Die Bereitschaft ist da
Bundeskanzler Karl Nehammer (ÖVP) signalisierte bereits am Mittwochabend Bereitschaft zur Aufnahme von Flüchtlingen. "Bei der Ukraine verhält es sich anders als bei Ländern wie Afghanistan. Da reden wir von Nachbarschaftshilfe", sagte Nehammer in der ZiB2. "Wenn ein Nachbarstaat (...) bedroht wird, dann gilt es solidarisch zu helfen. Das hat Österreich immer getan", verwies er etwa auf die Jugoslawien-Kriege in den 1990er Jahren.
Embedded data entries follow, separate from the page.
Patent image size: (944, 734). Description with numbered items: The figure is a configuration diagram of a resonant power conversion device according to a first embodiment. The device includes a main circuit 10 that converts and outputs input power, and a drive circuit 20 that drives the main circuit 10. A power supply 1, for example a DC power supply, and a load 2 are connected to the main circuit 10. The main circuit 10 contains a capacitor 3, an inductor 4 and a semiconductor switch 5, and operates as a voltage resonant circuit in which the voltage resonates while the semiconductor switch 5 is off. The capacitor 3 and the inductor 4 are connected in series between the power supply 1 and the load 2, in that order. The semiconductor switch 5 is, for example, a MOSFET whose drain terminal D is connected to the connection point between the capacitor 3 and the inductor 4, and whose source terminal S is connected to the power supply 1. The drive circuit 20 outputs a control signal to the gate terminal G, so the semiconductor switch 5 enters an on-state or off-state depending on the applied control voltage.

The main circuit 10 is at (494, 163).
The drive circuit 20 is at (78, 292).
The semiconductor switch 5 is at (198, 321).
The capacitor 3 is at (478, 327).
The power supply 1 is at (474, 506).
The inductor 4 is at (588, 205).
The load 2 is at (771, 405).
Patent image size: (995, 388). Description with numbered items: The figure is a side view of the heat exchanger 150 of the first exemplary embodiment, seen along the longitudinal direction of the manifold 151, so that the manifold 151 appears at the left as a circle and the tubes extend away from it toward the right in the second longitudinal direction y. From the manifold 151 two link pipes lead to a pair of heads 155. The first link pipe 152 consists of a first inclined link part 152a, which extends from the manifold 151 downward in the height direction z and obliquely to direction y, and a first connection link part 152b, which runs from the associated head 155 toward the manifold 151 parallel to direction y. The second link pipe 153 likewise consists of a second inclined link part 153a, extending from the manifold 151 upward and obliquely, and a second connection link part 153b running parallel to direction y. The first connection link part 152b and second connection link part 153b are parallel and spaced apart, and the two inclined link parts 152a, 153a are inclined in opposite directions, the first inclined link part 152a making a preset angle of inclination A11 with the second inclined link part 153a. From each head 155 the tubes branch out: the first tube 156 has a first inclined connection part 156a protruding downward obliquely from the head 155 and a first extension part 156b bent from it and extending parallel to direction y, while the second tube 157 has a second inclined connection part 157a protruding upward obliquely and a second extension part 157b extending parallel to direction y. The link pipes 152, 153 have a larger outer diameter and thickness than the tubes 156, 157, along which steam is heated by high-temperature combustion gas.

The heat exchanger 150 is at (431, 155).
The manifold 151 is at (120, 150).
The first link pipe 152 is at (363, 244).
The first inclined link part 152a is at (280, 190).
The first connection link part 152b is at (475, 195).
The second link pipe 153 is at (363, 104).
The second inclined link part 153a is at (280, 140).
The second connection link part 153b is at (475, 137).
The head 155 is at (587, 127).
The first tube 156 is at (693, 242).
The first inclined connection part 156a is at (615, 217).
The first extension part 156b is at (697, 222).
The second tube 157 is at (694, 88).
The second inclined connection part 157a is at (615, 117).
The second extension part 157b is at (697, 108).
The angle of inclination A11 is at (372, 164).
In dieselbe Kerbe schlug am Donnerstag der Vorarlberger Landeshauptmann Markus Wallner (ÖVP). "Falls notwendig, werden alle Bundesländer ukrainische Kriegsflüchtlinge aufnehmen. Zudem muss auch die Energieversorgung für die Bevölkerung weiterhin garantiert werden", so der aktuelle Vorsitzende der Landeshauptleutekonferenz in einem auf Social Media veröffentlichten Statement.
Europa ist gerüstet
EU-Kommissionspräsidentin Ursula von der Leyen sieht Europa für eine mögliche Fluchtbewegung aus der Ukraine gerüstet. "Wir hoffen, dass es so wenig Flüchtlinge wie möglich geben wird, aber wir sind voll und ganz auf sie vorbereitet und sie sind willkommen", sagte die deutsche Politikerin am Donnerstag in Brüssel.
Es gebe für die EU-Staaten an den Außengrenzen Notfallpläne, um Flüchtlinge aufzunehmen und unterzubringen. Auch sogenannten Binnenflüchtlingen innerhalb der Ukraine werde geholfen. Zudem solle die Finanzhilfe für das Land ausgeweitet werden.